Scoliosis is a condition of the human body that arises due to the bending of the human spine. The bending may occur either in the coronal or sagittal plane and may be visible as a ‘C’ or ‘S’ shaped bend in the spine. The extent of affliction of Scoliosis is generally determined by calculating a parameter called the Cobb Angle, which is the angle of bending of the spine. According to the World Health Organization’s Annual Report on Spinal Deformities, about 2-3% of the world’s population was affected by Scoliosis in 2013. The primary age of onset for scoliosis is 10-15 years old. Females are eight times more likely to progress to a curve magnitude that requires treatment. Scoliosis has a rate of 2:1, girls to boys. In most cases, the Cobb Angle is manually calculated from the X-ray or any other medical image. This takes approximately 15-20 minutes per calculation. In some cases where software modules exist, manual specification of region of interest is required. Existing software modules generally employ manual cropping and Hough Transform to calculate the Cobb Angle. The development of a fully automatic module that detects and quantifies Scoliosis would save time and enable speedy diagnosis on a large scale.
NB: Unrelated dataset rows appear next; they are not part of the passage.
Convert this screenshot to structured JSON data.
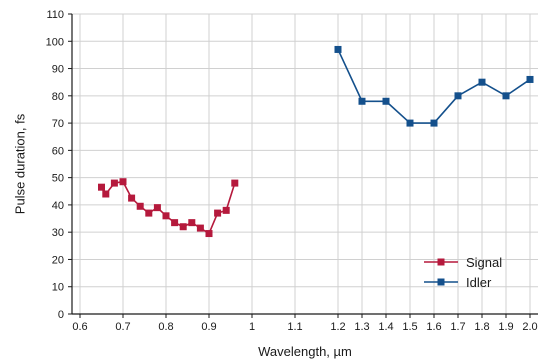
{
  "chart_data": {
    "type": "line",
    "xlabel": "Wavelength, µm",
    "ylabel": "Pulse duration, fs",
    "ylim": [
      0,
      110
    ],
    "y_ticks": [
      0,
      10,
      20,
      30,
      40,
      50,
      60,
      70,
      80,
      90,
      100,
      110
    ],
    "x_ticks": [
      "0.6",
      "0.7",
      "0.8",
      "0.9",
      "1",
      "1.1",
      "1.2",
      "1.3",
      "1.4",
      "1.5",
      "1.6",
      "1.7",
      "1.8",
      "1.9",
      "2.0"
    ],
    "x_axis_scale": "piecewise: 0.6–1.2 µm and 1.2–2.0 µm drawn at different scales",
    "grid": true,
    "legend_position": "bottom-right",
    "series": [
      {
        "name": "Signal",
        "color": "#b5193c",
        "marker": "square",
        "x": [
          0.65,
          0.66,
          0.68,
          0.7,
          0.72,
          0.74,
          0.76,
          0.78,
          0.8,
          0.82,
          0.84,
          0.86,
          0.88,
          0.9,
          0.92,
          0.94,
          0.96
        ],
        "y": [
          46.5,
          44,
          48,
          48.5,
          42.5,
          39.5,
          37,
          39,
          36,
          33.5,
          32,
          33.5,
          31.5,
          29.5,
          37,
          38,
          48
        ]
      },
      {
        "name": "Idler",
        "color": "#14508c",
        "marker": "square",
        "x": [
          1.2,
          1.3,
          1.4,
          1.5,
          1.6,
          1.7,
          1.8,
          1.9,
          2.0
        ],
        "y": [
          97,
          78,
          78,
          70,
          70,
          80,
          85,
          80,
          86
        ]
      }
    ]
  }
}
To enable easy and efficient diagnosis of Scoliosis, this project discusses the development of a software module that can automatically calculate the Cobb Angle from a medical image. MATLAB is the tool used to develop and implement this module. The module developed calculates the Cobb Angle from MRI images. It employs noise removal filters, morphological edge detection and the concept of tangents to a curve to automatically calculate the Cobb Angle from any given MRI. Alternate parameters that can be measured to detect the degree of Scoliosis, apart from Cobb angle, are also proposed. Their accuracy and efficiency is compared with the accuracy and efficiency obtained using the manual Cobb Angle technique.
The module was used to test MRI images of 9 affected patients and it yielded an accuracy of about 77%. The measurement of the alternate parameters, i.e., distance between two segments and displacement between endplates could be used with 100% accuracy to manually screen the spinal images and classify them as Normal, Refer Specialist and Surgery. The prototype developed can be scaled for use in hospitals and diagnostic centers.